In regards to the Authors
Nick Biso is a Machine Studying Engineer at AWS Skilled Companies. He solves advanced organizational and technical challenges utilizing knowledge science and engineering. As well as, he builds and deploys AI/ML fashions on the AWS Cloud. His ardour extends to his proclivity for journey and numerous cultural experiences.
Madhunika Mikkili is a Information and Machine Studying Engineer at AWS. She is obsessed with serving to prospects obtain their objectives utilizing knowledge analytics and machine studying.
Shuai Cao is a Senior Utilized Science Supervisor centered on generative AI at Amazon Internet Companies. He leads groups of knowledge scientists, machine studying engineers, and software architects to ship AI/ML options for patrons. Outdoors of labor, he enjoys composing and arranging music.
Seif Elharaki is a Senior Cloud Utility Architect who focuses on constructing AI/ML functions for the manufacturing vertical. He combines his experience in cloud applied sciences with a deep understanding of commercial processes to create modern options. Outdoors of labor, Seif is an enthusiastic hobbyist recreation developer, having fun with coding enjoyable video games utilizing instruments like Unreal Engine and Unity.

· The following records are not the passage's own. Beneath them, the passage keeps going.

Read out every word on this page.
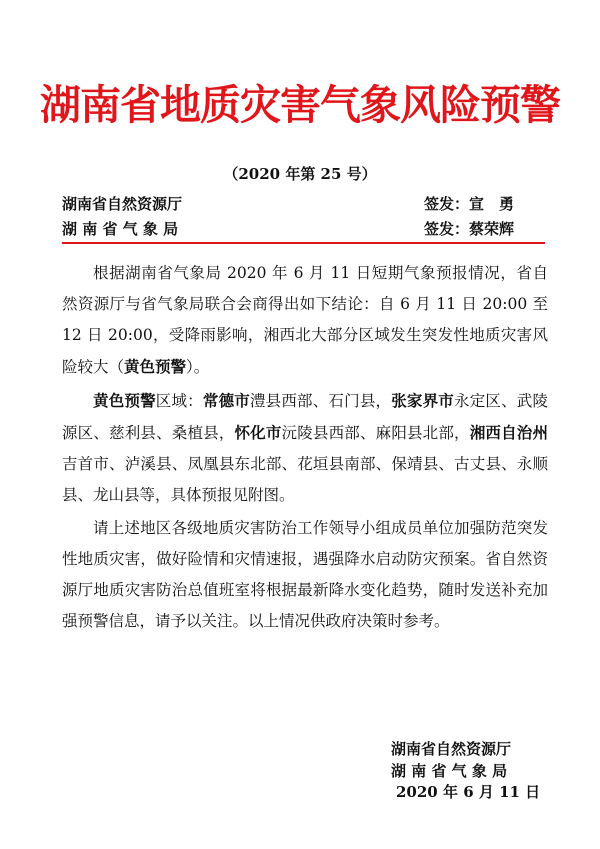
湖南省地质灾害气象风险预警
（2020 年第 25 号）
湖南省自然资源厅
湖 南 省 气 象 局
签发：宣　勇
签发：蔡荣辉

根据湖南省气象局 2020 年 6 月 11 日短期气象预报情况，省自然资源厅与省气象局联合会商得出如下结论：自 6 月 11 日 20:00 至 12 日 20:00，受降雨影响，湘西北大部分区域发生突发性地质灾害风险较大（黄色预警）。

黄色预警区域：常德市澧县西部、石门县，张家界市永定区、武陵源区、慈利县、桑植县，怀化市沅陵县西部、麻阳县北部，湘西自治州吉首市、泸溪县、凤凰县东北部、花垣县南部、保靖县、古丈县、永顺县、龙山县等，具体预报见附图。

请上述地区各级地质灾害防治工作领导小组成员单位加强防范突发性地质灾害，做好险情和灾情速报，遇强降水启动防灾预案。省自然资源厅地质灾害防治总值班室将根据最新降水变化趋势，随时发送补充加强预警信息，请予以关注。以上情况供政府决策时参考。

湖南省自然资源厅
湖 南 省 气 象 局
2020 年 6 月 11 日
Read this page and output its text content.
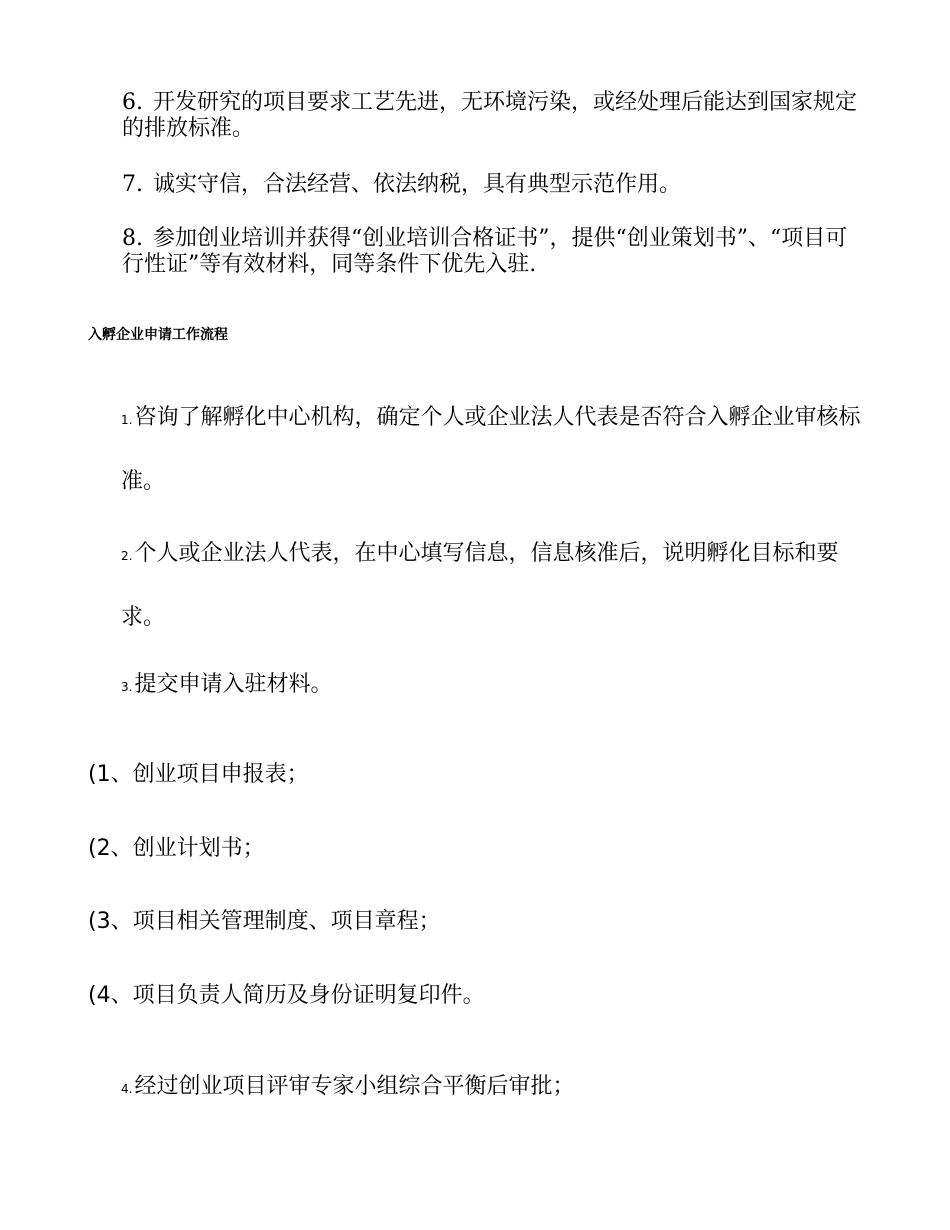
6. 开发研究的项目要求工艺先进，无环境污染，或经处理后能达到国家规定的排放标准。

7. 诚实守信，合法经营、依法纳税，具有典型示范作用。

8. 参加创业培训并获得“创业培训合格证书”，提供“创业策划书”、“项目可行性证”等有效材料，同等条件下优先入驻.

入孵企业申请工作流程

1.咨询了解孵化中心机构，确定个人或企业法人代表是否符合入孵企业审核标准。

2.个人或企业法人代表，在中心填写信息，信息核准后，说明孵化目标和要求。

3.提交申请入驻材料。

(1、创业项目申报表；

(2、创业计划书；

(3、项目相关管理制度、项目章程；

(4、项目负责人简历及身份证明复印件。

4.经过创业项目评审专家小组综合平衡后审批；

Vishwa Gupta is a Principal Advisor with AWS Skilled Companies. He helps prospects implement generative AI, machine studying, and analytics options. Outdoors of labor, he enjoys spending time with household, touring, and making an attempt new meals.

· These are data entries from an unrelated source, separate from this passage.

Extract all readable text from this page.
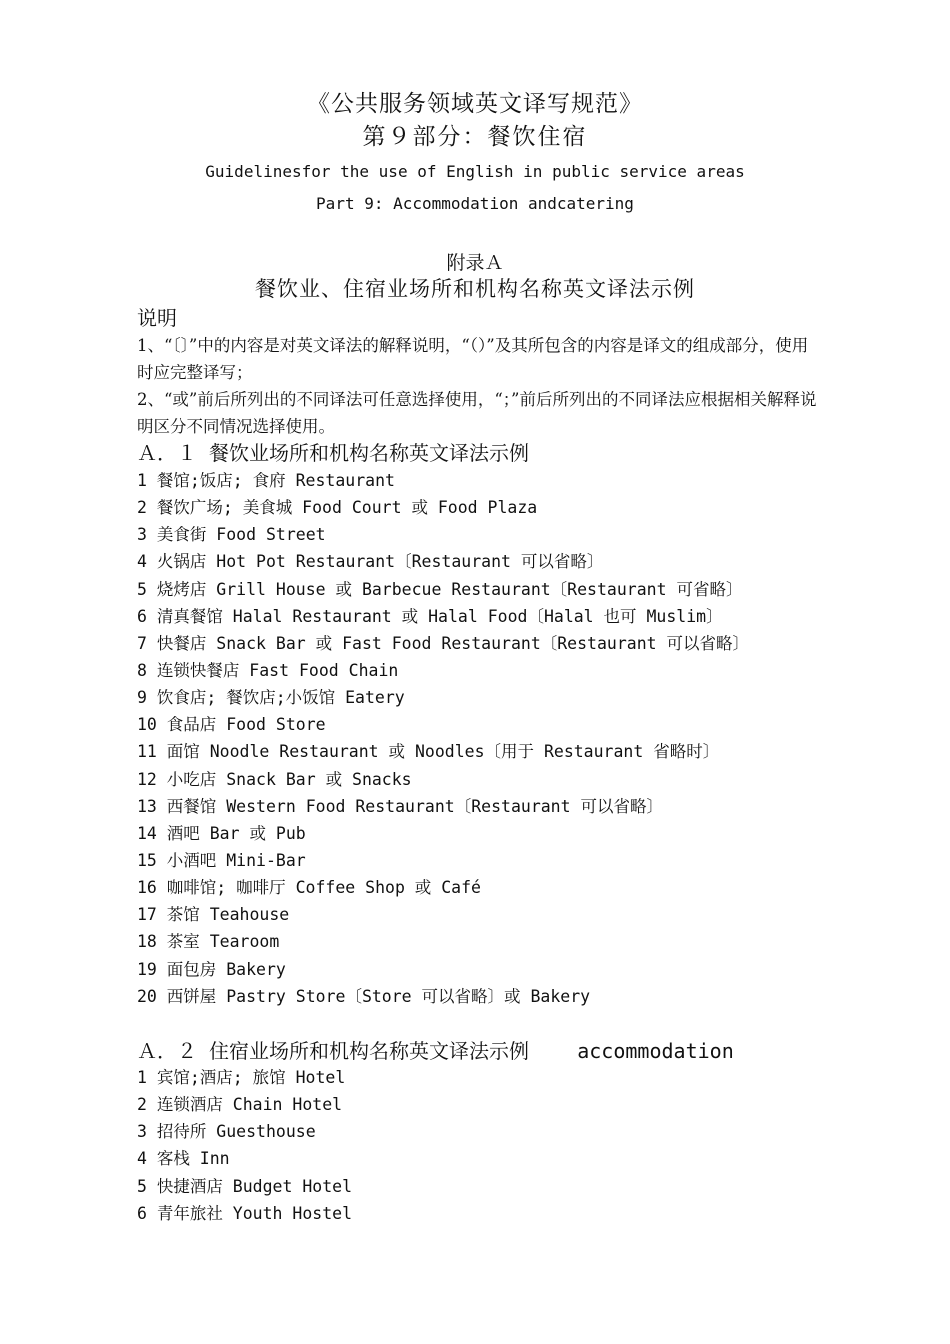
《公共服务领域英文译写规范》
第９部分：餐饮住宿
Guidelinesfor the use of English in public service areas
Part 9: Accommodation andcatering
附录Ａ
餐饮业、住宿业场所和机构名称英文译法示例
说明
1、“〔〕”中的内容是对英文译法的解释说明，“（）”及其所包含的内容是译文的组成部分，使用时应完整译写；
2、“或”前后所列出的不同译法可任意选择使用，“；”前后所列出的不同译法应根据相关解释说明区分不同情况选择使用。
Ａ．１ 餐饮业场所和机构名称英文译法示例
1 餐馆;饭店; 食府 Restaurant
2 餐饮广场; 美食城 Food Court 或 Food Plaza
3 美食街 Food Street
4 火锅店 Hot Pot Restaurant〔Restaurant 可以省略〕
5 烧烤店 Grill House 或 Barbecue Restaurant〔Restaurant 可省略〕
6 清真餐馆 Halal Restaurant 或 Halal Food〔Halal 也可 Muslim〕
7 快餐店 Snack Bar 或 Fast Food Restaurant〔Restaurant 可以省略〕
8 连锁快餐店 Fast Food Chain
9 饮食店; 餐饮店;小饭馆 Eatery
10 食品店 Food Store
11 面馆 Noodle Restaurant 或 Noodles〔用于 Restaurant 省略时〕
12 小吃店 Snack Bar 或 Snacks
13 西餐馆 Western Food Restaurant〔Restaurant 可以省略〕
14 酒吧 Bar 或 Pub
15 小酒吧 Mini-Bar
16 咖啡馆; 咖啡厅 Coffee Shop 或 Café
17 茶馆 Teahouse
18 茶室 Tearoom
19 面包房 Bakery
20 西饼屋 Pastry Store〔Store 可以省略〕或 Bakery
Ａ．２ 住宿业场所和机构名称英文译法示例    accommodation
1 宾馆;酒店; 旅馆 Hotel
2 连锁酒店 Chain Hotel
3 招待所 Guesthouse
4 客栈 Inn
5 快捷酒店 Budget Hotel
6 青年旅社 Youth Hostel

Raechel Frick is a Sr Product Advertising and marketing Supervisor for Amazon Nova. With over 20 years of expertise within the tech trade, she brings a customer-first strategy and progress mindset to constructing built-in advertising packages. Based mostly within the better Seattle space, Raechel balances her skilled life with being a soccer mother and cheerleading coach.
Maria Masood makes a speciality of agentic AI, reinforcement fine-tuning, and multi-turn agent coaching. She has experience in Machine Studying, spanning massive language mannequin customization, reward modeling, and constructing end-to-end coaching pipelines for AI brokers. A sustainability fanatic at coronary heart, Maria enjoys gardening and making lattes.